The Pontecorvo-Maki-Nakagawa-Sakata (PMNS) matrix relates the neutrino flavor eigenstates (nu_e, nu_mu, nu_tau) to the mass eigenstates (nu_1, nu_2, nu_3). It is parameterized by three mixing angles (theta_12, theta_13, theta_23), one Dirac CP phase (delta_CP), and potentially two additional Majorana phases. Unlike the CKM matrix, which is nearly diagonal, the PMNS matrix has two large mixing angles -- a qualitative difference that may hint at different underlying physics governing quark and lepton masses.
The PMNS matrix is the leptonic analog of the CKM matrix, describing how the three neutrino flavor eigenstates relate to the three mass eigenstates. It is conventionally parameterized as a product of three rotation matrices (by angles theta_12, theta_13, theta_23) with one Dirac CP phase delta_CP, multiplied by a diagonal matrix containing two Majorana phases. The standard parameterization is U = R_23(theta_23) * diag(1,1,e^{-i*delta}) * R_13(theta_13) * diag(1,e^{i*delta},1) * R_12(theta_12) * diag(1, e^{i*alpha_1/2}, e^{i*alpha_2/2}).
The three mixing angles have been measured by different types of experiments. theta_12 (~34 degrees) was determined from solar neutrino oscillations (SNO, Super-K) and confirmed by the KamLAND reactor experiment. theta_23 (~49 degrees) was measured from atmospheric neutrino oscillations (Super-K) and confirmed by long-baseline accelerator experiments (K2K, MINOS, T2K, NOvA). theta_13 (~8.5 degrees) was measured by reactor experiments (Daya Bay, RENO, Double Chooz) in 2012, a breakthrough that opened the door to measuring the CP phase delta_CP, since CP violation in oscillations requires all three angles to be nonzero.
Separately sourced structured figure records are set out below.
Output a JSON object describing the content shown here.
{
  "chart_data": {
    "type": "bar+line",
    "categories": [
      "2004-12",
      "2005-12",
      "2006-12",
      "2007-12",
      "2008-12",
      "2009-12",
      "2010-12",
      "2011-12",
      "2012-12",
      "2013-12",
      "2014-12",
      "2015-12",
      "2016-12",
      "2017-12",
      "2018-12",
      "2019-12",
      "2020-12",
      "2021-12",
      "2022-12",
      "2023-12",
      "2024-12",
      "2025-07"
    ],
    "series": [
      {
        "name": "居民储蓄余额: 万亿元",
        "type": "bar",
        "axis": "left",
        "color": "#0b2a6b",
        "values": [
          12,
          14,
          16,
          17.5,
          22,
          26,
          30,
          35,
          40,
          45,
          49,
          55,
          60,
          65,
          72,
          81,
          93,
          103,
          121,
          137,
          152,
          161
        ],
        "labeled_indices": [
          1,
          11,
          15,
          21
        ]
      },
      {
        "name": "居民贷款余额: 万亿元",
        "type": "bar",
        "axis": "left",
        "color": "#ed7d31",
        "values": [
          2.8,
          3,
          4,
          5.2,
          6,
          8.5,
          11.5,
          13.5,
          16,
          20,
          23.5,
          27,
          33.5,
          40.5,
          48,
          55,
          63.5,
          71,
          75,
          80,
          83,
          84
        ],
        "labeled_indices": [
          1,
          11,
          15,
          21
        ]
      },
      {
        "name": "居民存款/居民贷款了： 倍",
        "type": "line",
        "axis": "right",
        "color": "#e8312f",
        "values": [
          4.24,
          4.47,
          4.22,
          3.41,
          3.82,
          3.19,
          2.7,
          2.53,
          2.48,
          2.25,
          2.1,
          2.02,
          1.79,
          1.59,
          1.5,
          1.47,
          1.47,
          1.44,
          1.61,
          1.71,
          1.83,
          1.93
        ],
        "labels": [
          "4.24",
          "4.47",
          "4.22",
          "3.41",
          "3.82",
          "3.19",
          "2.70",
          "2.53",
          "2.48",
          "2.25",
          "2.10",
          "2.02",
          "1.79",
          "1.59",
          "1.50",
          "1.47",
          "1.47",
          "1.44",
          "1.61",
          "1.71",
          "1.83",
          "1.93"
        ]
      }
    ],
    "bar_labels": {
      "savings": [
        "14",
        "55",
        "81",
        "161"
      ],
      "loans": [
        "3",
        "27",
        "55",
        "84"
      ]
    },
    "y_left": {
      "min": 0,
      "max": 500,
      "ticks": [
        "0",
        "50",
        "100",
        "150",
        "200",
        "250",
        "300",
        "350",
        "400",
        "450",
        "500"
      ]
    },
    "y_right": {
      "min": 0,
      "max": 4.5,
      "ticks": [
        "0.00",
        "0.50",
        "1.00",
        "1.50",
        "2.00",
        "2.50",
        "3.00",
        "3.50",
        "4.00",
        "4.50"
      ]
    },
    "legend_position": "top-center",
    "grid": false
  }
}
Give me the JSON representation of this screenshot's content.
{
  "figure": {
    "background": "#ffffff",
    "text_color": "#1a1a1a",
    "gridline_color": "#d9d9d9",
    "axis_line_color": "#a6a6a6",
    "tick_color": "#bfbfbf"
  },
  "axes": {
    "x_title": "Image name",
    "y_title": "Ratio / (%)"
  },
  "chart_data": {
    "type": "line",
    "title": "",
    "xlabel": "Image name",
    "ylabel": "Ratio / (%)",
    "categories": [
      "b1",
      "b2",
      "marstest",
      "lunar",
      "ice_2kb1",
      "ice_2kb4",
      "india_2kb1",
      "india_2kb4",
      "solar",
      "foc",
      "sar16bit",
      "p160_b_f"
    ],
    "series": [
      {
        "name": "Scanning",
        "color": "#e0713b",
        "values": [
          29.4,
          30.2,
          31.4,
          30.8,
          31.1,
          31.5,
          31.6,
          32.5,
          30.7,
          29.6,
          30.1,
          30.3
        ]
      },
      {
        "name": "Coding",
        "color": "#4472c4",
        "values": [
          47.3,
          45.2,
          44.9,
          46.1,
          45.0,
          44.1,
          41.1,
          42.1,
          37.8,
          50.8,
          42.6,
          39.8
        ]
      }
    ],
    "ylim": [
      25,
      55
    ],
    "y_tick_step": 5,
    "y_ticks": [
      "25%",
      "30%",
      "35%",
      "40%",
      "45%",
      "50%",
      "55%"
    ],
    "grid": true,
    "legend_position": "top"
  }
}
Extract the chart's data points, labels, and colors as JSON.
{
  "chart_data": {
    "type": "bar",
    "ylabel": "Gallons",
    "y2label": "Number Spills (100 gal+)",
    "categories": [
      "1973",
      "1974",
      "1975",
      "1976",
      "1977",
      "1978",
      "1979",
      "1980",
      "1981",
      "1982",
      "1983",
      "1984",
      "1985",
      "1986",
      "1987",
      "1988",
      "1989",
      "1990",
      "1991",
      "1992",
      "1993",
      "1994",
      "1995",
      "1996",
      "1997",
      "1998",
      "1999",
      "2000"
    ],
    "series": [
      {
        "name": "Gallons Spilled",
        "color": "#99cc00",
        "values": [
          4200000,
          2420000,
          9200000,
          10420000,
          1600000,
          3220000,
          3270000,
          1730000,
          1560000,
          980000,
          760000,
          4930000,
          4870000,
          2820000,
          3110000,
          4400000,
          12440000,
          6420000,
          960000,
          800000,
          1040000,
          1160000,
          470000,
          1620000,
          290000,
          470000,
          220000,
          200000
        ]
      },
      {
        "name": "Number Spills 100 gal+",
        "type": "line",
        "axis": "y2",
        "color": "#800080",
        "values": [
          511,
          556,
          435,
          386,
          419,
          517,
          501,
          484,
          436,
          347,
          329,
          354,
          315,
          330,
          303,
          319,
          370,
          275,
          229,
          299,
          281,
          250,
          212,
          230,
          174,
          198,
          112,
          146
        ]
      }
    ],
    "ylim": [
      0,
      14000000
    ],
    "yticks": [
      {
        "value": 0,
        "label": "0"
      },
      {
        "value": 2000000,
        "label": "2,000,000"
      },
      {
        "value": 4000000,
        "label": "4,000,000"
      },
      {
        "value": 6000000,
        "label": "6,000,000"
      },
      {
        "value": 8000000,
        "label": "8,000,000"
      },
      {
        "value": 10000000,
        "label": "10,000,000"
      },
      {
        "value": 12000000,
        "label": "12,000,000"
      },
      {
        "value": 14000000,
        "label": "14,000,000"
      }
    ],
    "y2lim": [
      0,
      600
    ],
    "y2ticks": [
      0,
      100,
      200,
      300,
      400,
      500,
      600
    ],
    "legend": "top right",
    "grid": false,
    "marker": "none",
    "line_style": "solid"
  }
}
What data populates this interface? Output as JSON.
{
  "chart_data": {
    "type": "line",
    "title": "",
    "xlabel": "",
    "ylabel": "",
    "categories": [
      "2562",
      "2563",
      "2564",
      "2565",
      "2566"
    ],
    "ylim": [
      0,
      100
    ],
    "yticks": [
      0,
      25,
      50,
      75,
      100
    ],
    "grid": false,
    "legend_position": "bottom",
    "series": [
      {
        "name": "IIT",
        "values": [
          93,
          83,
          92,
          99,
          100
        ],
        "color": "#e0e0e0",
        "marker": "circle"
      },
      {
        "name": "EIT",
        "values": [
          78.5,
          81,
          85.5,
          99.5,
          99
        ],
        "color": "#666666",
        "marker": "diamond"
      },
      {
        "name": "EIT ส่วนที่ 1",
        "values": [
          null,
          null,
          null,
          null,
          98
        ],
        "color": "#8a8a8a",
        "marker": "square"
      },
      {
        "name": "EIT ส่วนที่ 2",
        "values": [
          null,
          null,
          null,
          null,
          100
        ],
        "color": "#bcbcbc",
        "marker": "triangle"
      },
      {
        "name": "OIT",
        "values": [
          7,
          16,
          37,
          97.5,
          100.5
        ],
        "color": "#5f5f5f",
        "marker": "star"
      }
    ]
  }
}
The CP phase delta_CP is the most important unmeasured parameter in the PMNS matrix. Current hints from T2K and NOvA suggest delta_CP may be near -pi/2 (maximal CP violation), but the statistical significance is insufficient for a definitive claim. DUNE (using a 1300 km baseline from Fermilab to South Dakota) and Hyper-Kamiokande (using a 295 km baseline from J-PARC to Kamioka) are designed to measure delta_CP with sufficient precision to establish CP violation at 5 sigma significance for a large fraction of possible values. Leptonic CP violation is of profound interest because it could be connected to the matter-antimatter asymmetry of the universe through leptogenesis.
The overall structure of the PMNS matrix -- two large angles and one small angle -- is strikingly different from the CKM matrix and suggests different organizing principles for the quark and lepton sectors. Numerous models based on discrete flavor symmetries (A_4, S_4, etc.) have been proposed to explain the pattern. The tribimaximal mixing pattern (sin^2(theta_12) = 1/3, sin^2(theta_23) = 1/2, theta_13 = 0) was a leading Ansatz until the discovery of nonzero theta_13. Modified patterns that accommodate theta_13 while preserving the approximate structure remain active areas of theoretical research.